The 1888-89 English tour of South Africa had been organised privately by Major R Gardner Warton, with Donald Currie as patron. The team — captained by C Aubrey Smith of Sussex and including Johnny Briggs of Lancashire — toured from December 1888 to March 1889. Two of the matches, at Port Elizabeth and Cape Town, were retrospectively granted Test status.
The Port Elizabeth match was played on a green matting wicket — the standard South African surface of the era. South African captain Owen Dunell, an Eton-and-Oxford educated landowner, won the toss and chose to bat. South Africa were dismissed for 84 (Smith 5/19, Briggs 4/39). England replied with 148. South Africa managed only 129 in their second innings. England chased down 67 for 2 and won by 8 wickets, the match completed by 3:30 on the second day.
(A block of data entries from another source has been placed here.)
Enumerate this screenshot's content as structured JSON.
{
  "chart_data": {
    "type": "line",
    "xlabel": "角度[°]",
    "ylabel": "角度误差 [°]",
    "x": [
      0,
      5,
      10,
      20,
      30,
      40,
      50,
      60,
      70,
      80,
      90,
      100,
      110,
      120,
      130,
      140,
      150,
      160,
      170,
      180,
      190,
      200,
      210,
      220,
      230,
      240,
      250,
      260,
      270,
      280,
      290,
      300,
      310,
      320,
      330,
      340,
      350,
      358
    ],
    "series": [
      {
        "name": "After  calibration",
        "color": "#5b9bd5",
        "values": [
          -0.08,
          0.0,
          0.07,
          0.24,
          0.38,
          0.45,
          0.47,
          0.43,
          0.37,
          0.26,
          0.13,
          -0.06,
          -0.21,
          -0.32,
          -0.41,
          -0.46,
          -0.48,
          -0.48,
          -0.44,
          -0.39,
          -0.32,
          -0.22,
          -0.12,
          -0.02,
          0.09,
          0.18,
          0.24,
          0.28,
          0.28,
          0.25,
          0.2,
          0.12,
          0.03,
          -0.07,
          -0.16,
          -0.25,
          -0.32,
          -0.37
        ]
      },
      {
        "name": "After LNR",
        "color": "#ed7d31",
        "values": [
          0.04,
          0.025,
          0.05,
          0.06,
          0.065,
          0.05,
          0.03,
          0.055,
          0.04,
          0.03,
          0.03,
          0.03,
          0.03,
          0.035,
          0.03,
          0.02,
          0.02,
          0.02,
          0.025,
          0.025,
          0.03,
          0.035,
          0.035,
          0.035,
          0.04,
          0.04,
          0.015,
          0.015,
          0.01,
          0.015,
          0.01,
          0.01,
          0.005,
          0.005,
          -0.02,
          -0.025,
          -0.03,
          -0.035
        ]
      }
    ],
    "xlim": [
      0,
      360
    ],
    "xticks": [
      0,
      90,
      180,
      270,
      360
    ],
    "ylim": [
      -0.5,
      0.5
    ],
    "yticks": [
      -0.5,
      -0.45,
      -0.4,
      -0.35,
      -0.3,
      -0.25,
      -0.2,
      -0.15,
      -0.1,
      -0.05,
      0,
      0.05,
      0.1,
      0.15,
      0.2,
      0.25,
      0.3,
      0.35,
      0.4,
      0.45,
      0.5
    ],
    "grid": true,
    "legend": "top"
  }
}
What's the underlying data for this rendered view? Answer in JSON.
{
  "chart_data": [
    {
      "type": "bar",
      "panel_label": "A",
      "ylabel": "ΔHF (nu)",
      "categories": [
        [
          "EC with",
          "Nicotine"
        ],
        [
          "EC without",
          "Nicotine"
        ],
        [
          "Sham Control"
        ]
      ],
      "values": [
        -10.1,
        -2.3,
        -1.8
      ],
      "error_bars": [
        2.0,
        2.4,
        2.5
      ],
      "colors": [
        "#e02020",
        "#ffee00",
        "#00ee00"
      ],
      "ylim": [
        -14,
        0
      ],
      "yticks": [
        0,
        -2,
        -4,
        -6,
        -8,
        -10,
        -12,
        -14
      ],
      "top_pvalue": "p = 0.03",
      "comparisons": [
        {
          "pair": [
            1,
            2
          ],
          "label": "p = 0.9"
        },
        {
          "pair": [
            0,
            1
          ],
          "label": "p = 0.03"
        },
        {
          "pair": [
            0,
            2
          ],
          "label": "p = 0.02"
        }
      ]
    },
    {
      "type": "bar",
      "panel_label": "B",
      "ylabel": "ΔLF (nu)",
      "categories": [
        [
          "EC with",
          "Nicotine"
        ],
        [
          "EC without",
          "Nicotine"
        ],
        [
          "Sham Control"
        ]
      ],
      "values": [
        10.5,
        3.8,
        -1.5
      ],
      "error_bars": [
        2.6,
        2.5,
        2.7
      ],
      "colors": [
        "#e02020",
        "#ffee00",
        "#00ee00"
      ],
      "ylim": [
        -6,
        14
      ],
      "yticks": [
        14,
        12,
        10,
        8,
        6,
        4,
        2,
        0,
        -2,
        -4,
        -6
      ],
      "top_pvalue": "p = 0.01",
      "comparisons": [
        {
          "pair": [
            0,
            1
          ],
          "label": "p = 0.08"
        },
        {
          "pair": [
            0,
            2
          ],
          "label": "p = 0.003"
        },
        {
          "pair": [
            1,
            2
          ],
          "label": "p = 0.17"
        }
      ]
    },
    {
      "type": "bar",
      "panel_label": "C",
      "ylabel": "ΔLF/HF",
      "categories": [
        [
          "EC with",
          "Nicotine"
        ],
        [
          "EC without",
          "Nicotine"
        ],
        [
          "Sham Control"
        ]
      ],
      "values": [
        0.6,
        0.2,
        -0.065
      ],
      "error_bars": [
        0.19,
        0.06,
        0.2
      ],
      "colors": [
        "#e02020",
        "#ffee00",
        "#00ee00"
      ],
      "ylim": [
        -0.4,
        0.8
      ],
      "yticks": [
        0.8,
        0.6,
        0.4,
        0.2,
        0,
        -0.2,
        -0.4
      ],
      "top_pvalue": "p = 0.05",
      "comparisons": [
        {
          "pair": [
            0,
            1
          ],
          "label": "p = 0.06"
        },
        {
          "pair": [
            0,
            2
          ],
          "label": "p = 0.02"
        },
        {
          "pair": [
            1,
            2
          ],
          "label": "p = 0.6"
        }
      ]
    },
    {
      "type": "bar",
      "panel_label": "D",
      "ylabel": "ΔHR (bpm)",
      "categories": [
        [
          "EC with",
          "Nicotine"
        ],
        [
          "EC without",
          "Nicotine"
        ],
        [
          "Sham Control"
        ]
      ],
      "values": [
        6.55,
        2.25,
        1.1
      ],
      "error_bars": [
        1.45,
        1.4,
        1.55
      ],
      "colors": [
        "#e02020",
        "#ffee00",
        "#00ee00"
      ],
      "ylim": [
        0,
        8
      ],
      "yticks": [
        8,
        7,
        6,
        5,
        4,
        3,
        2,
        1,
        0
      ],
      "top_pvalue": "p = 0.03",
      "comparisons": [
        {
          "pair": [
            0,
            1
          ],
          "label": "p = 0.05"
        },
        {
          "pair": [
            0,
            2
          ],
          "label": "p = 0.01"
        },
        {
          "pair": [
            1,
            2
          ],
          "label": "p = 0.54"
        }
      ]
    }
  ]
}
Aubrey Smith, then 25, never played another Test. His five wickets at Port Elizabeth made him one of the only men in cricket history to captain his country in his only Test, take a five-fer in his only Test, and never appear again. He became a London stage actor in the 1890s, then a Hollywood character actor in the 1930s, and founded the Hollywood Cricket Club in 1932.
Dunell scored 26* in the second innings, batting through the innings (carrying his bat) — a quirky South African first. He played one more Test before his career ended. The match was the start of South African Test cricket; the next Test would not come until 1891.